Year 3: Plants
This list consists of lesson plans, activities and video clips to support the teaching of plants in Year Three. It contains tips on using the resources, suggestions for further use and background subject knowledge. Possible misconceptions are highlighted so that teachers may plan lessons to facilitate correct conceptual understanding. Designed to support the new curriculum programme of study it aims to cover many of the requirements for knowledge and understanding and working scientifically. The statutory requirements are that children are taught to:
• identify and describe the functions of different parts of flowering plants: roots, stem/trunk, leaves and flowers
• explore the requirements of plants for life and growth (air, light, water, nutrients from soil, and room to grow) and how they vary from plant to plant
• investigate the way in which water is transported within plants
• explore the part that flowers play in the life cycle of flowering plants, including pollination, seed formation and seed dispersal.
Visit the primary science webpage to access all lists.
Do plants need soil to grow?
This resource provides a set of videos and a practical investigation aimed at supporting working scientifically in the classroom and relating science to real world experiences. In the first video Professor Brian Cox joins a teacher to find out how to set up and run an investigation to find out if plants need soil to grow. Children try to germinate and grow plants from a seed using a variety of different materials instead of soil. Further videos show Brian Cox visiting an Industrial farm to find out about how they grow vegetables in a building and meeting a researcher looking at soil health.
Drama: Growing Pains *suitable for home teaching*
Use this humorous play script to look at what plants need to grow. Carbunckle a robot, Princess Creosote an alien and Joseph Soap the gardener, meet in a series of discussions trying to establish why plants die, or grow well. It could be used at the end of the topic with children performing this in small groups. They could then create a poster or booklet to explain what plants need to grow well.
Seeds and Plant Growth Discovery Pack
In Seed detectives children are shown highly magnified images of different seeds taken with an electron microscope. Children could predict what the images are then make drawings of them. Show children the actual seeds and try and match them to their images in small groups.
In Seed dispersal children make predictions about their method of dispersal based on their structure. Model wind dispersal in class by having a group of children in the centre of the room representing a plant containing seeds. Individual seeds could be blown away to different areas within class. This idea could always be used to simulate other methods of dispersal.
Investigating if Plants Grow Better with Fertiliser
When investigating the factors that plants need to grow well, often we look at light, water and air, so why not try looking at the effect of fertilizer? This is an opportunity to introduce the need for nutrients from the soil and their importance in plant growth by looking at the growth of radishes.
Various features of the radishes can be measured depending on the ability of the class. For example different parts of the plants can be weighed. Try using a ‘radogram’ in which the radish roots are lined up side by side, a bit like a pictogram, to see the results of the investigation.
Plants *suitable for home teaching*
The curriculum states that children should be introduced to the relationship between structure and function: the idea that every part has a job to do. Slides 1-7 look at the structure of the parts of a flowering plant and their roles. Carrying out the celery experiment and watching the food colour travel up the stem will help to show children that one function of the stem is in the transport of water and nutrients to other parts of the plant.
Plants: roots and shoots
This series of lesson plans from Hamilton Trust contain lots of activities including: parts of flowering plants and their functions, investigating the conditions affecting plant growth and finding out how water is transported in plants.

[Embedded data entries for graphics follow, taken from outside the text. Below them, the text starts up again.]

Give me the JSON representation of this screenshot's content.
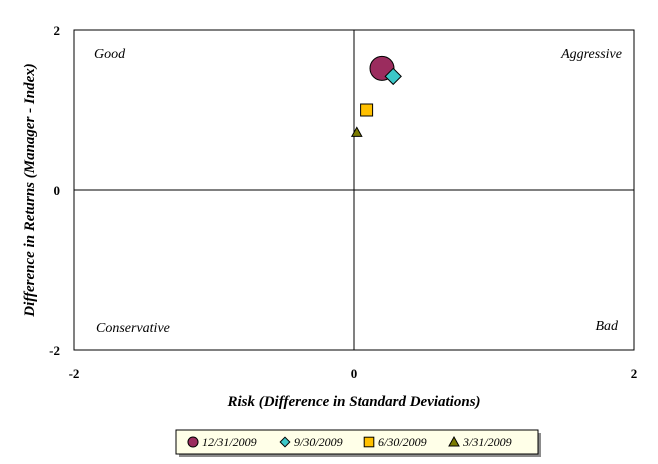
{
  "chart_data": {
    "type": "scatter",
    "title": "",
    "xlabel": "Risk (Difference in Standard Deviations)",
    "ylabel": "Difference in Returns (Manager - Index)",
    "xlim": [
      -2,
      2
    ],
    "ylim": [
      -2,
      2
    ],
    "x_ticks": [
      "-2",
      "0",
      "2"
    ],
    "y_ticks": [
      "2",
      "0",
      "-2"
    ],
    "grid": false,
    "legend_position": "bottom",
    "quadrant_labels": {
      "top_left": "Good",
      "top_right": "Aggressive",
      "bottom_left": "Conservative",
      "bottom_right": "Bad"
    },
    "series": [
      {
        "name": "12/31/2009",
        "marker": "circle-large",
        "color": "#9b2c5e",
        "x": 0.2,
        "y": 1.52
      },
      {
        "name": "9/30/2009",
        "marker": "diamond",
        "color": "#3cc8c8",
        "x": 0.28,
        "y": 1.42
      },
      {
        "name": "6/30/2009",
        "marker": "square",
        "color": "#ffc000",
        "x": 0.09,
        "y": 1.0
      },
      {
        "name": "3/31/2009",
        "marker": "triangle",
        "color": "#7a7a00",
        "x": 0.02,
        "y": 0.72
      }
    ]
  }
}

Ideas are also provided for learning about the stages of plant life cycles, in particular seed formation, dispersal and germination.
Education pack: Spring - pollination
These resources are designed to be used when visiting a local wildlife area or school grounds. Children locate different flowers and find out how they attract pollinators.
The pollination game is an excellent way for children to understand how pollination occurs and the structure and function of the parts of a flower. Have fun role-playing insects and giant flowers. Bees visit the flower and take a sip of the lovely sugary drink (nectar) held inside it. This helps children see that it is the nectar that bees go to a flower for and not the pollen. Pollen attaches to them, which they then leave on another flower when they go to have another drink of nectar.
Smart Bricks for Smart Plants
A range of activities that allow children to apply and practise enquiry skills linked to plants.
Turf Troubles
A range of activities that allow children to apply and practise enquiry skills linked to plants.
Plant lifecycle card match - age 7 to 11
Invite pupils to learn more about the different stages in a plant’s life cycle with this card matching activity.
Parts of a plant and their functions - EAL
This resource helps pupils with additional needs to label the various parts of a plant including flowers and use the correct vocabulary to describe the function of each part. The resource includes differentiated activity sheets to label the various parts of a plant, a matching activity to describe the function of each part, and a task to encourage pupils to use appropriate vocabulary to write sentences about the parts of a plant and their function.